De door Eurasia gevorderde beslagkosten zullen worden afgewezen. Reden daarvoor is dat Eurasia niet alle beslagstukken in het geding heeft gebracht. Zo ontbreken de exploten van betekening van de beslagen aan [gedaagde] . Ook heeft Eurasia nagelaten de beslagkosten bij nadere akte te concretiseren.
Proceskosten
4.31.
[gedaagde] zal als de (grotendeels) in het ongelijk gestelde partij in de proceskosten worden veroordeeld.

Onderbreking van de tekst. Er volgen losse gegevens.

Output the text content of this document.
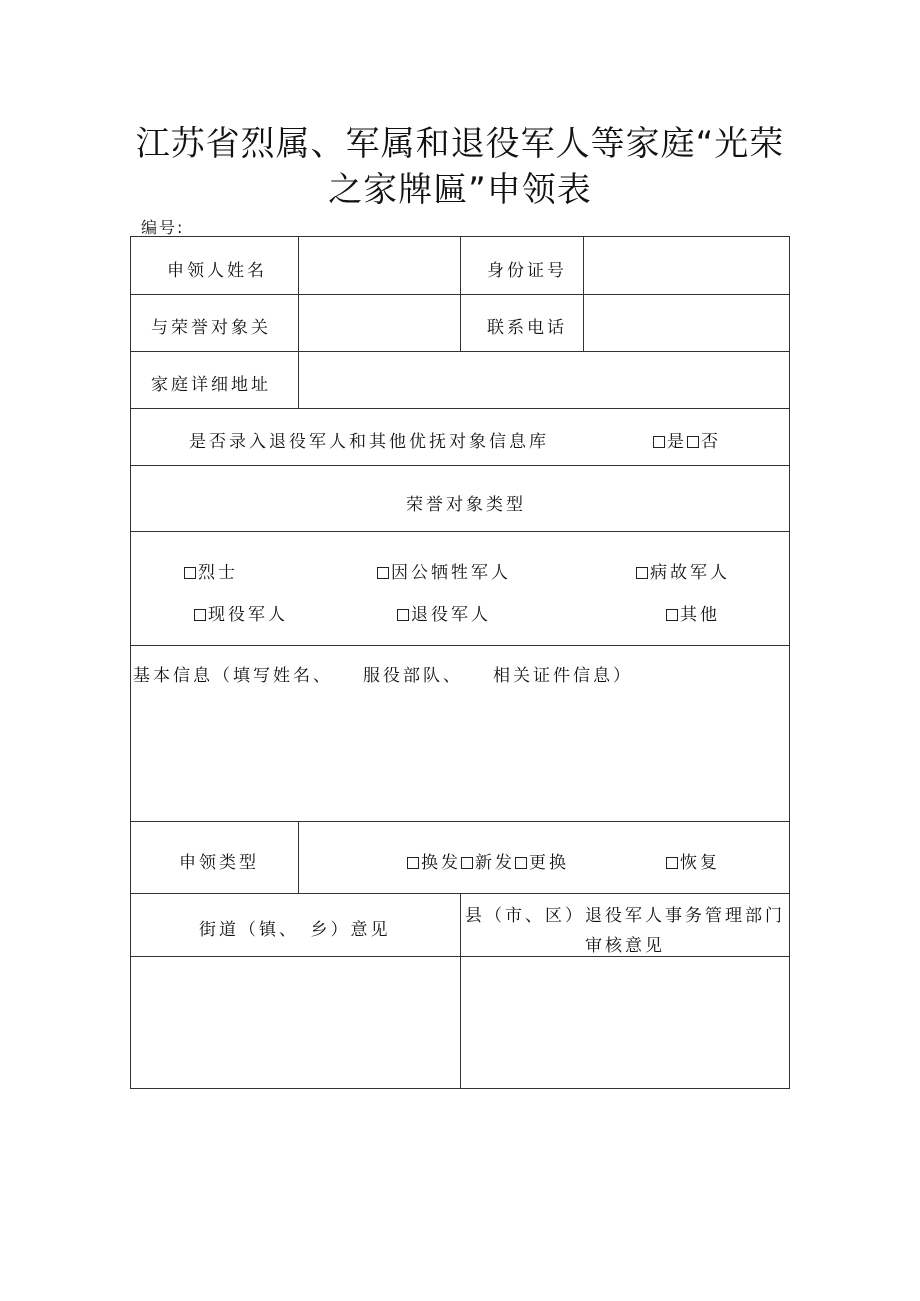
江苏省烈属、军属和退役军人等家庭“光荣
之家牌匾”申领表
编号:
申领人姓名	身份证号
与荣誉对象关	联系电话
家庭详细地址
是否录入退役军人和其他优抚对象信息库	是 否
荣誉对象类型
烈士	因公牺牲军人	病故军人
现役军人	退役军人	其他
基本信息（填写姓名、 服役部队、 相关证件信息）
申领类型	换发 新发 更换	恢复
街道（镇、　乡）意见
县（市、区）退役军人事务管理部门审核意见
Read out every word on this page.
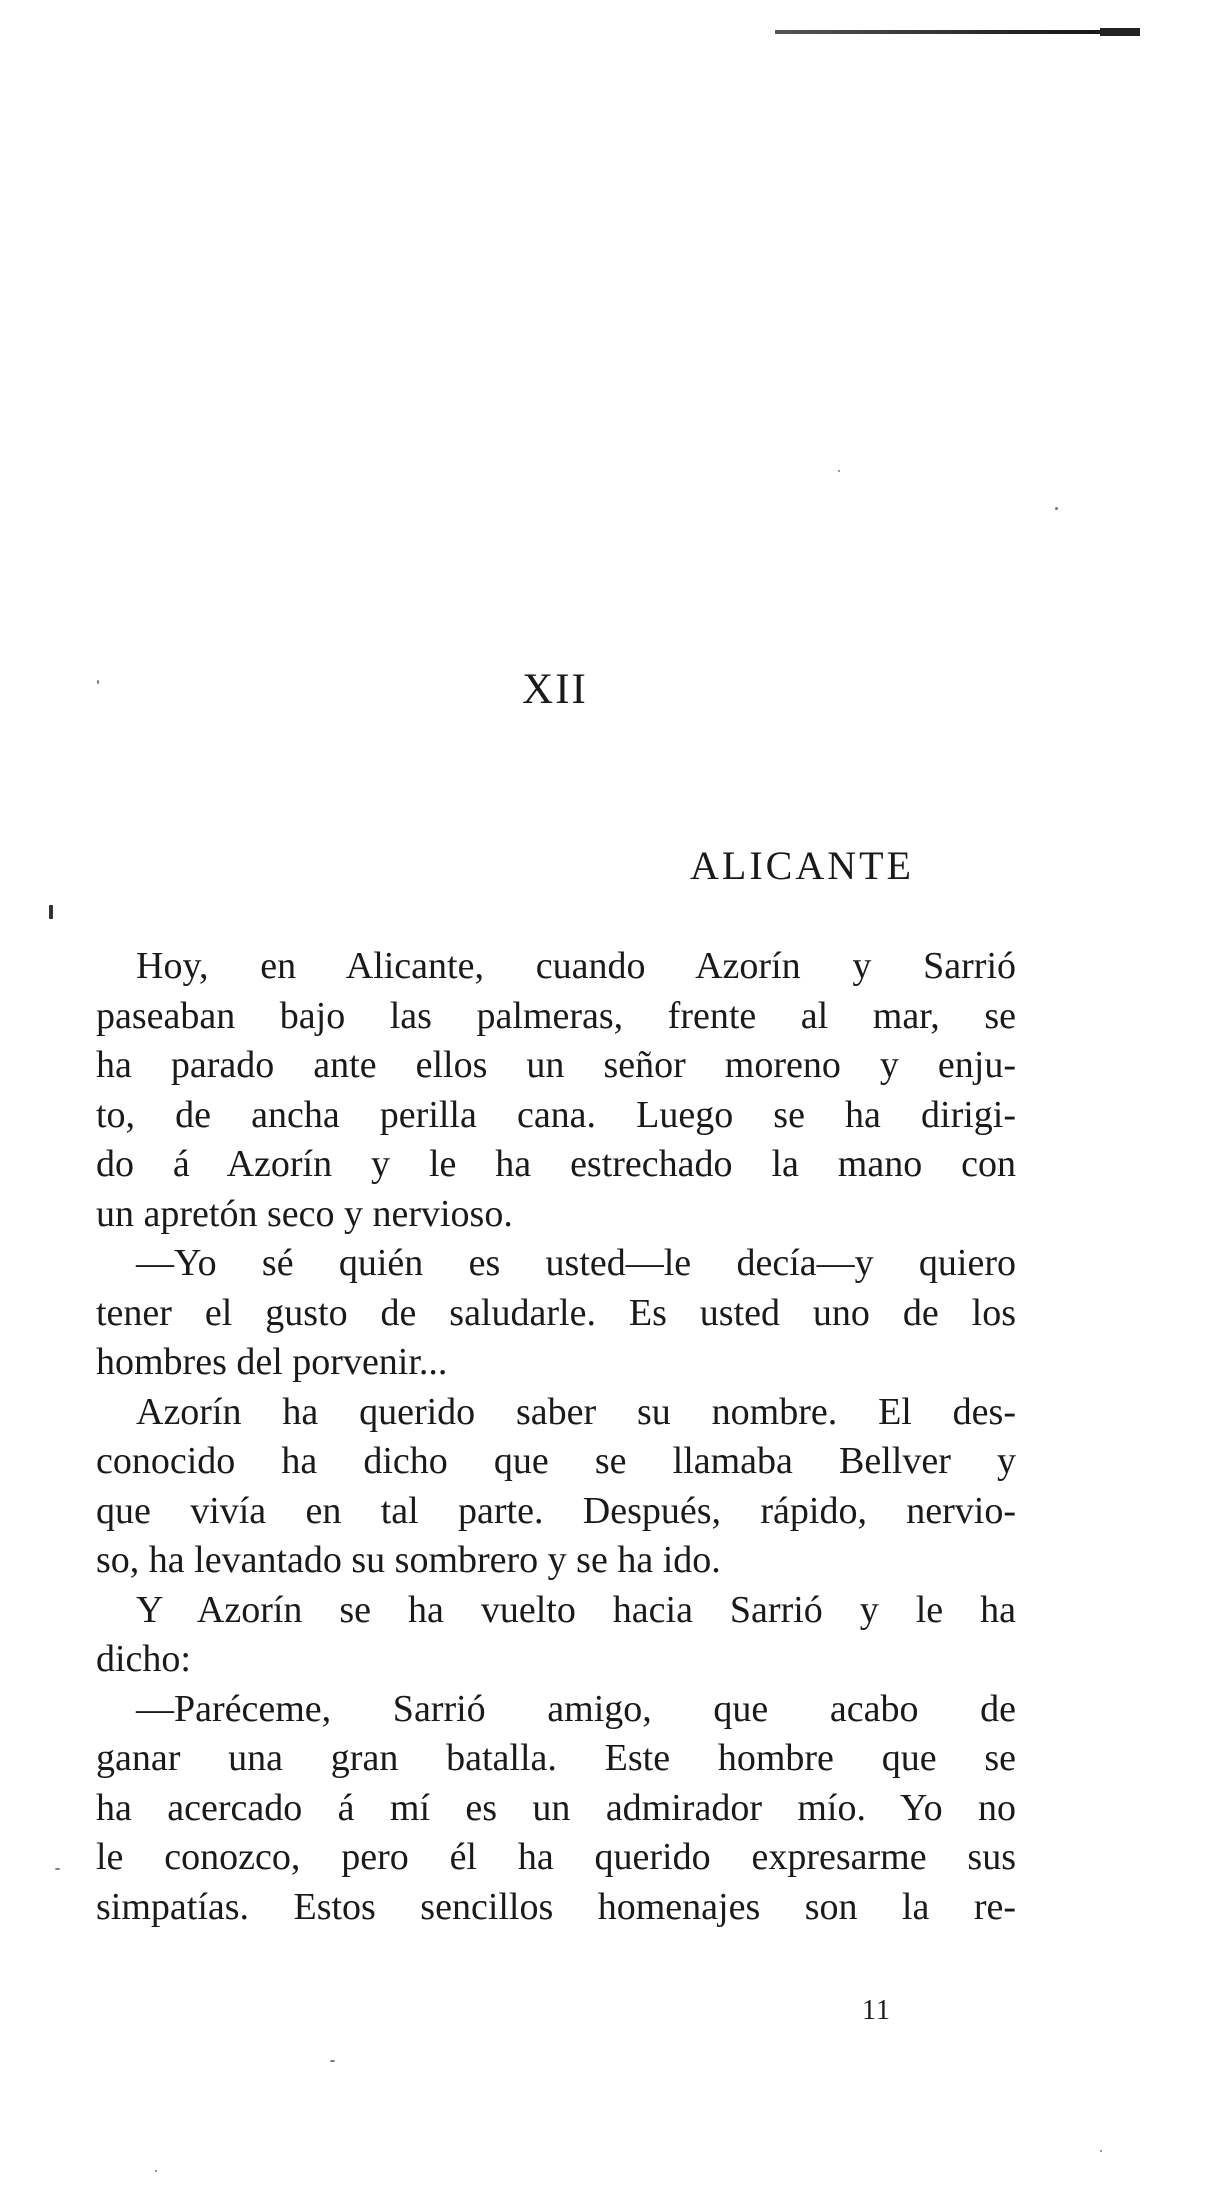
XII
ALICANTE

Hoy, en Alicante, cuando Azorín y Sarrió
paseaban bajo las palmeras, frente al mar, se
ha parado ante ellos un señor moreno y enju-
to, de ancha perilla cana. Luego se ha dirigi-
do á Azorín y le ha estrechado la mano con
un apretón seco y nervioso.

—Yo sé quién es usted—le decía—y quiero
tener el gusto de saludarle. Es usted uno de los
hombres del porvenir...

Azorín ha querido saber su nombre. El des-
conocido ha dicho que se llamaba Bellver y
que vivía en tal parte. Después, rápido, nervio-
so, ha levantado su sombrero y se ha ido.

Y Azorín se ha vuelto hacia Sarrió y le ha
dicho:

—Paréceme, Sarrió amigo, que acabo de
ganar una gran batalla. Este hombre que se
ha acercado á mí es un admirador mío. Yo no
le conozco, pero él ha querido expresarme sus
simpatías. Estos sencillos homenajes son la re-

11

De kosten aan de zijde van Eurasia worden begroot op € 5.842,31 aan verschotten (dagvaarding € 105,31 en griffierecht € 5.737,-) en € 5.290,- aan salaris advocaat (2 punten x € 2.645,- tarief VI liquidatietarief).
4.32.
De gevorderde rente als bedoeld in artikel 6:119 BW over de proceskosten zal worden toegewezen met ingang van de vijftiende dag na dagtekening van dit vonnis tot de dag van volledige betaling.
4.33.
De door Eurasia gevorderde nakosten zullen worden toegewezen als in het dictum vermeld.

5.Beslissing

De rechtbank
5.1.
veroordeelt [gedaagde] om binnen twee weken na betekening van dit vonnis tegen behoorlijk bewijs van kwijting aan Eurasia te betalen een bedrag van € 330.416,80, te vermeerderen met de wettelijke rente zoals verschuldigd op grond van de Belgische implementatie van richtlijn 2011/7/EU, een en ander vanaf:
6 november 2021 over het bedrag van € 162.000,- (levering oktober 2021)
  • 27 november 2021 over het bedrag van € 162.000,- (levering november 2021)
  • 2 november 2021 over het bedrag van € 6.416,80 (opslagkosten)
tot de dag van volledige betaling;
5.2.
veroordeelt [gedaagde] in de proceskosten, aan de zijde van Eurasia tot op heden begroot op € 11.132,31, te vermeerderen met de wettelijke rente als bedoeld in
artikel 6:119 BW over dit bedrag met ingang van de vijftiende dag na dagtekening van dit vonnis tot de dag van volledige betaling;
5.3.
veroordeelt [gedaagde] in de na dit vonnis ontstane kosten, begroot op € 157,- aan salaris advocaat, te vermeerderen, onder de voorwaarde dat [gedaagde] niet binnen
14 dagen na aanschrijving aan het vonnis heeft voldaan en er vervolgens betekening van de uitspraak heeft plaatsgevonden, met een bedrag van € 82,- aan salaris advocaat;
5.4.
verklaart dit vonnis tot zover uitvoerbaar bij voorraad;
5.5.
wijst af het meer of anders gevorderde.
Dit vonnis is gewezen door mr. T.J. Thurlings-Rassa en in het openbaar uitgesproken door mr. U. van Houten op 15 februari 2023.

Voetnoten

1.De opmaak van de tabel is niet exact overgenomen.
2.Hoge Raad 19 april 2019, ECLI:NL:HR:2019:641, r.o. 3.4.3.
3.Vgl. Rechtbank Gelderland 14 oktober 2015, ECLI:NL:RBGEL:2015:726, r.o. 7.9 en aldaar aangehaalde rechtspraak.